Nurturing Social Enterprises
Nurturing Social Enterprises
Small-scale rural entrepreneurs in Uganda have had little access to formal microfinance, but a program growing out of Ford Program supported savings and internal lending communities – or SILC groups – in Nnindye is trying to change that by investing in an innovative effort to meet community needs through the power of supportive relationships, as well as funding.
Initiated by the SILC groups in 2014 with the support of the Ford Program and long-time partner Uganda Martyrs University, the Social Enterprise Project (SEP) identifies promising entrepreneurs, providing them with small- to medium-sized loans to grow their businesses. Notably, it is the support and financial guarantee of fellow group members that allow the entrepreneurs to access funds.
For us as researchers, SEP provides a unique opportunity because there are few programs that combine lending with savings groups. In our research, we hope to learn how both the loans and the social and financial relationship with the SILC groups affect the development of the entrepreneurs’ businesses.
The project has had several phases. First, with Uganda Martyrs University, we conducted a baseline study to understand the knowledge and needs of the entrepreneurs and their SILC groups. Next, entrepreneurs received training on how to develop a business plan and were paired with mentors – more experienced entrepreneurs in the same field of work. Finally, they applied for and received their loans.

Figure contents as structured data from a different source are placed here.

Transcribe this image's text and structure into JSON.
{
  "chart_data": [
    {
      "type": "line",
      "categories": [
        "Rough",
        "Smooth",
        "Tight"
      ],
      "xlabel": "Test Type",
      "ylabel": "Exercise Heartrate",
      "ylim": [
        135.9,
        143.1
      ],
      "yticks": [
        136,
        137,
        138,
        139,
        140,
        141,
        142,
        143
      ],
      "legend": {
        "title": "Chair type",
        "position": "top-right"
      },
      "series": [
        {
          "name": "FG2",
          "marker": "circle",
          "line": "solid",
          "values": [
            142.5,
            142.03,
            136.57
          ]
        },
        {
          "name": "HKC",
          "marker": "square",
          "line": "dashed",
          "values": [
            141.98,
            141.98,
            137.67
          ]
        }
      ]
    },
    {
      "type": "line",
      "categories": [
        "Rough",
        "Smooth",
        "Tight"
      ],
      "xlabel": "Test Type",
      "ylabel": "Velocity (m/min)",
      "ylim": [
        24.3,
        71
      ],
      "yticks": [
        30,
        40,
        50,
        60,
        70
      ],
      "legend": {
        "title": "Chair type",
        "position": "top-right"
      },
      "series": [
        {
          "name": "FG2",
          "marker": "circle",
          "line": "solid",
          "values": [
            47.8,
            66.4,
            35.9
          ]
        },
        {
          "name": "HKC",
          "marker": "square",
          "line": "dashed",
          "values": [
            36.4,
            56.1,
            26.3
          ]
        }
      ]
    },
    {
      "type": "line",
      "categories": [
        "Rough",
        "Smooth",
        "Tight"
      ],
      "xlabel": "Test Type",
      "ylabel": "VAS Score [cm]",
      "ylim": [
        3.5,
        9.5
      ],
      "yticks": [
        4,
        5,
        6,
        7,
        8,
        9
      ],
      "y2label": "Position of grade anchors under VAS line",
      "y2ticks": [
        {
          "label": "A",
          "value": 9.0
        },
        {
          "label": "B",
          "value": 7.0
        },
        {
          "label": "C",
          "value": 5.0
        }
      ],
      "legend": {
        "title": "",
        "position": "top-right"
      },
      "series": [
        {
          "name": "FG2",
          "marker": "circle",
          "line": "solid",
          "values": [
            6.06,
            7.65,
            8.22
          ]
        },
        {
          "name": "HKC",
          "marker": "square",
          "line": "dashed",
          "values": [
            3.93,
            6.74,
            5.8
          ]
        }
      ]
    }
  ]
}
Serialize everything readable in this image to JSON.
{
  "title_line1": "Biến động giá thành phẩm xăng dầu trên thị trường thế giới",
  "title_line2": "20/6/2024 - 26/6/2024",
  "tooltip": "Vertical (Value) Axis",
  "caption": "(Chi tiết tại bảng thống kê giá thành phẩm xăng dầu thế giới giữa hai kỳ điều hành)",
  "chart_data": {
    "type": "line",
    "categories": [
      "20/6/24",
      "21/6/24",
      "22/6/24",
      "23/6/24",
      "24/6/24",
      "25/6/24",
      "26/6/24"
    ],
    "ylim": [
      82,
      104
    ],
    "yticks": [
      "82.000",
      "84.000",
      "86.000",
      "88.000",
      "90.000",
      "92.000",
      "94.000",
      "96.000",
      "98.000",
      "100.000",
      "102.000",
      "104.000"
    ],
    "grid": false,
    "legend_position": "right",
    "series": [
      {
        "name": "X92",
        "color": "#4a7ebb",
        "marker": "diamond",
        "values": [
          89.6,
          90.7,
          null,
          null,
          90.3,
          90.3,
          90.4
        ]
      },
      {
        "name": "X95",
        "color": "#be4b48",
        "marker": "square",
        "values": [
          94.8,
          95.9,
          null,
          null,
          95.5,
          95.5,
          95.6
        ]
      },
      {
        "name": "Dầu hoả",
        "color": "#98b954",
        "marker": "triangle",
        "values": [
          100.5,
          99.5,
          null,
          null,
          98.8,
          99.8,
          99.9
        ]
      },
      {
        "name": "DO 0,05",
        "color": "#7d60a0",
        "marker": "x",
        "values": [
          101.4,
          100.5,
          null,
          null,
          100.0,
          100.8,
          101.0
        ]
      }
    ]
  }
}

Currently, the majority of the entrepreneurs – 22 out of 30 – have received their loans and are paying them back. We will conduct an endline evaluation focused on understanding the impact of the loans a year after they were dispersed.
How loans affect entrepreneurs and their community
Early reports collected by Project Manager Francis Sejjiko from some of the first SEP entrepreneurs demonstrate 1) how the loans have helped in the start-up or expansion of small businesses, and 2) how the benefits have spread to the wider community through job creation, availability of needed goods, and support for entrepreneurs’ families. We think these stories are illustrative of what we are hearing partway through the project.
- Swahib Kigongo used his own savings along with his SEP loan to start a poultry business. He now has nearly 1,000 chickens producing eggs for sale at market, with demand regularly exceeding his supply. He aims to expand further, doubling his chickens by 2019. With his profits, he has been able to support his family and repay his loan on time, and he now employs five people.
- Christine Mukalazi, a small piggery owner with just a few pigs, was able with her SEP loan to buy four more pigs, which in turn produced 15 piglets. She has been able to sell both some of the piglets and, for pork, the older pigs. Her expanded business has allowed her to repay the loan, employ a casual laborer, and pay school fees for her grandchildren.
Nzirwanaho Charles, a 30-year-old man new to farming, was inspired by the business training to start a banana farm, using his SEP loan for fertilizer and mulch. With his profits, Charles has been able to support his family and buy a small plot of land, where he plans to construct a home for his family later this year.
We have learned three major lessons so far:
- In projects with rural adults, literacy is an important consideration. Future business training should be further adapted to the low literacy and education levels of the entrepreneurs and SILC groups.
- Working with the Ugandan microfinance institution posed an administrative challenge. Our project manager has identified a bank whose local branches and relationship with the local university should make it more convenient.
- Loan repayment schedules should take into account the seasonality of farming income, which has challenged some borrowers.
We look forward to exploring these issues and more in our endline study, which will focus especially on the relationship between SILC group members and their chosen entrepreneurs, along with the effect of the loans on SEP entrepreneurs’ profits.